Limitations & Future Work¶
- Small Data Scale: Target-QA contains only 363 QA pairs and 336 pre-training samples. Furthermore, the task is simplified to binary classification (\(|O|=2\)) using only 1-hop neighbors. Generalization to more cancer types and deeper topologies requires further validation.
- Judge Performance Ceiling: Process rewards rely entirely on the judgment of the pre-trained GNN (edge prediction AUC is only 64.4%). Biases in the judge may be amplified by reinforcement learning.
- High Dependency on External Components: The pipeline involves GPT-4o-mini for NER, BioMedGraphica for integration, and BioBERT for text embedding. The long chain results in high reproducibility costs, and drift in any segment could affect results.
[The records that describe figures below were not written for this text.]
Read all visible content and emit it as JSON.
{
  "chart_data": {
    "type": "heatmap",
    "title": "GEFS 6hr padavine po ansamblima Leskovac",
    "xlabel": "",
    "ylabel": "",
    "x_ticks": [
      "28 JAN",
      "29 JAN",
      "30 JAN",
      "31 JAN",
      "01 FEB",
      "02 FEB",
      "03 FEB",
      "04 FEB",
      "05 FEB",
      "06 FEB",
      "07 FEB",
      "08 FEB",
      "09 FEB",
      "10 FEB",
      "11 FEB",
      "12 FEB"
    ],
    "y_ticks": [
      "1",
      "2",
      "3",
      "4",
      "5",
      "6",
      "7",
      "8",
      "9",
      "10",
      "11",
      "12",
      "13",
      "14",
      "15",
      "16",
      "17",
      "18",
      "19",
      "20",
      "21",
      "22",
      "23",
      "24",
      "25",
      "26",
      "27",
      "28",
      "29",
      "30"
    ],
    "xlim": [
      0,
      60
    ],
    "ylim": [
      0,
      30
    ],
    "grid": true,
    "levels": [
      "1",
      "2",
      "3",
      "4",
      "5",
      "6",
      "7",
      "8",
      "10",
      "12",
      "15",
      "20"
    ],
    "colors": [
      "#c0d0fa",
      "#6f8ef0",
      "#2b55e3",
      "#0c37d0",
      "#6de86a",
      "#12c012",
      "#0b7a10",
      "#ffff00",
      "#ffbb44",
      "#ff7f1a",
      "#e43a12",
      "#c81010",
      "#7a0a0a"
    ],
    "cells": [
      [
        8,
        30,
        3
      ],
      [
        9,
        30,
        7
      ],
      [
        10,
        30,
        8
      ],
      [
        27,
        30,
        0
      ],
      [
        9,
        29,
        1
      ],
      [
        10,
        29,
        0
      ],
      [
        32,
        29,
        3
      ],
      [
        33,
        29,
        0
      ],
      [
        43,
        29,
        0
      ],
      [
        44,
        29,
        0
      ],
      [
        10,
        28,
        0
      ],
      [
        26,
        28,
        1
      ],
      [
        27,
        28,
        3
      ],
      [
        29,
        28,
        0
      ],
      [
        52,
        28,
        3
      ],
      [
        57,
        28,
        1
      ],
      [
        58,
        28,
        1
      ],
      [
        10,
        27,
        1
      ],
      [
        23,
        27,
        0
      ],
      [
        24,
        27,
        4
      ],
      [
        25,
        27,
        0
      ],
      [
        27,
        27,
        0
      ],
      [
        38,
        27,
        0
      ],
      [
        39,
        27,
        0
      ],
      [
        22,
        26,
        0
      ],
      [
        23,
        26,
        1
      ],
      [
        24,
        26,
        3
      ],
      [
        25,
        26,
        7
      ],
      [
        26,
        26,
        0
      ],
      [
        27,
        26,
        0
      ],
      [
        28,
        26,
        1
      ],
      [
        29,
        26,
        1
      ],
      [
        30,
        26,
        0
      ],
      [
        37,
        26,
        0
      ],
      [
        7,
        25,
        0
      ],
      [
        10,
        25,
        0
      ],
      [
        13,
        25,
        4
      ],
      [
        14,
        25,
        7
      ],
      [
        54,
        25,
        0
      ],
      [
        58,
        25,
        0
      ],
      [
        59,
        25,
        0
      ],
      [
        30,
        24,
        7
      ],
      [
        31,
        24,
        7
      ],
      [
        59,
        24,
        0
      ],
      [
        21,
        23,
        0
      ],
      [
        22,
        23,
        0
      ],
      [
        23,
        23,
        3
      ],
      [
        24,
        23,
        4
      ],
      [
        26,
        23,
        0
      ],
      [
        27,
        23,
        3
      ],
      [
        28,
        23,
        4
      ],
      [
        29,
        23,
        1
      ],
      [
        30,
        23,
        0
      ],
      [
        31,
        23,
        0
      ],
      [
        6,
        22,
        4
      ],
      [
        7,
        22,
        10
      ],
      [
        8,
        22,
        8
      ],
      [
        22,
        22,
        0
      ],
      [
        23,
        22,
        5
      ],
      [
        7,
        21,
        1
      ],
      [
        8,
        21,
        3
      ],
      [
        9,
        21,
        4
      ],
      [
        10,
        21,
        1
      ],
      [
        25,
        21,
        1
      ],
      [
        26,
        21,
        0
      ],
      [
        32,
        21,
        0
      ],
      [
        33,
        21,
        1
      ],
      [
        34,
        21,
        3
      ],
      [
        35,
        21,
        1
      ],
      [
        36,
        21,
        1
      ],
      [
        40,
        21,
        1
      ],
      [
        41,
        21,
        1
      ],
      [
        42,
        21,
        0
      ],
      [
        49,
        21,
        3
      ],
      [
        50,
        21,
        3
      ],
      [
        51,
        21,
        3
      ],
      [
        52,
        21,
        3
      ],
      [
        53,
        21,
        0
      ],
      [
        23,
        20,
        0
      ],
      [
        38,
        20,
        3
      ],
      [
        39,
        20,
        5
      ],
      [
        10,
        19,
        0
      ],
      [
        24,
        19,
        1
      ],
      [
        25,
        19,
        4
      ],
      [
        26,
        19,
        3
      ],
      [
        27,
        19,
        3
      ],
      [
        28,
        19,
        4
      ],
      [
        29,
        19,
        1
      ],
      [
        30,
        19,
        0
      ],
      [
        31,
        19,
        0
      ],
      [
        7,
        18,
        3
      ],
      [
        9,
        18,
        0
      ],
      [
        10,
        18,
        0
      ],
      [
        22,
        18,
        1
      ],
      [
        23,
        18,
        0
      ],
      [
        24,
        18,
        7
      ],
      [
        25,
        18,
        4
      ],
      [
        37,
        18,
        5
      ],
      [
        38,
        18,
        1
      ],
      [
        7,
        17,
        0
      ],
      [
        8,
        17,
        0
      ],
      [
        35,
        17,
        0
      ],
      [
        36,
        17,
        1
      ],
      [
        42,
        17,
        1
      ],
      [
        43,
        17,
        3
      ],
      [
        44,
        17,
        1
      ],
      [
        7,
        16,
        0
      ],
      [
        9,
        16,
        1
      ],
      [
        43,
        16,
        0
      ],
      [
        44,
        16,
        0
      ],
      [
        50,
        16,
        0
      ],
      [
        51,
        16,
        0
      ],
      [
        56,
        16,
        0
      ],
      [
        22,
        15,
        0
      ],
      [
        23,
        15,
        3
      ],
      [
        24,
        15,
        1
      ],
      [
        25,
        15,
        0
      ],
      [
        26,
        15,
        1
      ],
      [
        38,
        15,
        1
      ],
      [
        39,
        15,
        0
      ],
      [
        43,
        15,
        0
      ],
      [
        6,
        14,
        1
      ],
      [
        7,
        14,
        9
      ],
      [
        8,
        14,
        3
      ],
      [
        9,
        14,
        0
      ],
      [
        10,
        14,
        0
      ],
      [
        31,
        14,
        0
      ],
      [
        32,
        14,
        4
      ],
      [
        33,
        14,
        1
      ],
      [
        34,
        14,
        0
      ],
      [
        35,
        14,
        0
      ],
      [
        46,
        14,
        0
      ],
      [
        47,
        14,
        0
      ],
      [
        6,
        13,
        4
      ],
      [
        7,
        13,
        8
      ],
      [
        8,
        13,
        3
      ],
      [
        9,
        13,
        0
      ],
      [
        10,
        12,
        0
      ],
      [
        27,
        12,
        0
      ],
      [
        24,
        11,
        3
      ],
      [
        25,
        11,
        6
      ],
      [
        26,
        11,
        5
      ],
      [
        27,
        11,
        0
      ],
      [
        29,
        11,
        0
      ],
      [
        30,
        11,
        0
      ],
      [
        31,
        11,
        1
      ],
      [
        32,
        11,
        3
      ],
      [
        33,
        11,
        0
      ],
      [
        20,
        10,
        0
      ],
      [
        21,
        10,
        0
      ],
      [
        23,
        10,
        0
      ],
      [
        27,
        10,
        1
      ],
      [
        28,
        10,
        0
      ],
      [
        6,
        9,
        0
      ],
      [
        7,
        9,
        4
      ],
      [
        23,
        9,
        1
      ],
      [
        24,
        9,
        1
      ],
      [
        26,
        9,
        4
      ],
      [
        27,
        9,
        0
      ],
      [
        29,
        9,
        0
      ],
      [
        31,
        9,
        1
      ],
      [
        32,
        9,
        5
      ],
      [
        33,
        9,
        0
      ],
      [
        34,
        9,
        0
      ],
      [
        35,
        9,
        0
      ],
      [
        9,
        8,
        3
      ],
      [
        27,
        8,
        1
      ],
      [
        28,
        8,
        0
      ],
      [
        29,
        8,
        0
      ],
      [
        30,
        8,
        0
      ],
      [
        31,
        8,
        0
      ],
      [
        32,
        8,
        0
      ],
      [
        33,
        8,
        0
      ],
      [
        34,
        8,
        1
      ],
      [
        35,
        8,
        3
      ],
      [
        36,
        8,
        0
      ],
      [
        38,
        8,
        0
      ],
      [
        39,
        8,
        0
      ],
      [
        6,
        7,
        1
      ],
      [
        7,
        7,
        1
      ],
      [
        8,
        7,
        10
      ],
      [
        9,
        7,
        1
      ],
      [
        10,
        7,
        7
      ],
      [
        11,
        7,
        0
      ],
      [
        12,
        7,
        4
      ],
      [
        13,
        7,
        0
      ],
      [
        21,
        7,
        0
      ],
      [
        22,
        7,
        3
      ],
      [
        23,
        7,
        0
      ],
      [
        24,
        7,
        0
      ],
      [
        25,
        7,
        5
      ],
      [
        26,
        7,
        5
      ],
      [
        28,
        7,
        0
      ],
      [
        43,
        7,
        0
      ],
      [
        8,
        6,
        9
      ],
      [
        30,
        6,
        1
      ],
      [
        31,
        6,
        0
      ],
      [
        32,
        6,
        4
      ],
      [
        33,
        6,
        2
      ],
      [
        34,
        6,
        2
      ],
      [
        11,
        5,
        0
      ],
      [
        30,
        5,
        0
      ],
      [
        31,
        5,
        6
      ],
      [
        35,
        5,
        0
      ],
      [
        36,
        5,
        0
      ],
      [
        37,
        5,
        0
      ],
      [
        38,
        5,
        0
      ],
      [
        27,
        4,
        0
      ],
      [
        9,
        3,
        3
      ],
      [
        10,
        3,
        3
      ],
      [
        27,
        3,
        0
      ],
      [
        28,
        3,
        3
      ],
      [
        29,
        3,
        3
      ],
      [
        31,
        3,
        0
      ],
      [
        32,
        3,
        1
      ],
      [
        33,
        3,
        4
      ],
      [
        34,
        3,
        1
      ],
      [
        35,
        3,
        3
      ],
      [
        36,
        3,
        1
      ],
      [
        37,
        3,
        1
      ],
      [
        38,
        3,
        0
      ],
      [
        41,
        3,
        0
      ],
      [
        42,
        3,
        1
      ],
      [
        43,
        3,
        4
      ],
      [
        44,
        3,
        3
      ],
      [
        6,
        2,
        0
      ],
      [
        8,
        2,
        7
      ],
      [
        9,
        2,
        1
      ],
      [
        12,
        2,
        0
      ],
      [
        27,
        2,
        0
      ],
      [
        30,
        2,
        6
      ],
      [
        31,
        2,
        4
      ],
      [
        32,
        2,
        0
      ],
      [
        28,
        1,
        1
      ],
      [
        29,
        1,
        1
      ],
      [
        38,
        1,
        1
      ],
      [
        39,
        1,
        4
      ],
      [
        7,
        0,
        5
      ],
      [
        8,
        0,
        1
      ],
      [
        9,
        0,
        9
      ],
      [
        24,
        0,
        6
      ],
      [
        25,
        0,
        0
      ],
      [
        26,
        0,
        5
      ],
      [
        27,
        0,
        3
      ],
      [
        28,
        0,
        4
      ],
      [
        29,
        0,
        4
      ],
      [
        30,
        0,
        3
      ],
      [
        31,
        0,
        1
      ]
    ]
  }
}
- Sensitivity of Reward Hyperparameters: \(\lambda\), \(\lambda_{rule}\), rollout depth \(L\), and \(\eta\) are set empirically (often equal weight or fixed), lacking a systematic sensitivity analysis.
- Clinical Gap: There is still a gap between CRISPR cell-line targets and real patient treatment response. The biological accuracy of the "explainable subgraphs" requires validation via wet-lab experiments.
Related Work & Insights¶
- Graph-Augmented RAG (RoG, SubgraphRAG, GNN-RAG, G-Retriever): These are direct competitors. GALAX differs by actively generating subgraphs and scoring the process, rather than just optimizing final answers via subgraph retrieval.
- Process Reward Models / Large Reasoning Models (PRM, StepGRPO, RLHF/PPO/GRPO): GALAX inherits the idea of "process-level supervision" but replaces manual or model-based annotations with a pre-trained GNN + rules to avoid reward hacking.
- Multi-omics GNN (MOGONET, MoGCN): These provide precedents for graph-structure reasoning in cancer subtyping but typically focus on outcome prediction rather than explainable target prioritization.
- Insight: For any reasoning task "lacking step-wise labels but having outcome labels," one can consider training an independent outcome classifier as a process judge. This transforms expensive step-wise labeling into a reward design problem—a paradigm applicable beyond biomedicine.
Rating¶
- Novelty: ⭐⭐⭐⭐⭐ The idea of using a pre-trained GNN as a source for process rewards to bypass the PRM labeling dilemma is novel and self-consistent. It is an organic fusion of GNN, LLM, and RL.
- Experimental Thoroughness: ⭐⭐⭐ Ablations across language and graph axes are clear, and complexity analysis is thorough. However, the small dataset size, task simplification, and lack of reward sensitivity analysis are drawbacks.
- Writing Quality: ⭐⭐⭐⭐ The motivation is progressively developed, and notation is rigorous. Figure 3 provides a clear workflow; however, high notation density and heavy reliance on the appendix make the initial reading threshold high.
- Value: ⭐⭐⭐⭐ This provides a new "generative + process supervision" path for explainable target discovery in precision medicine. The accompanying Target-QA benchmark also has reuse value.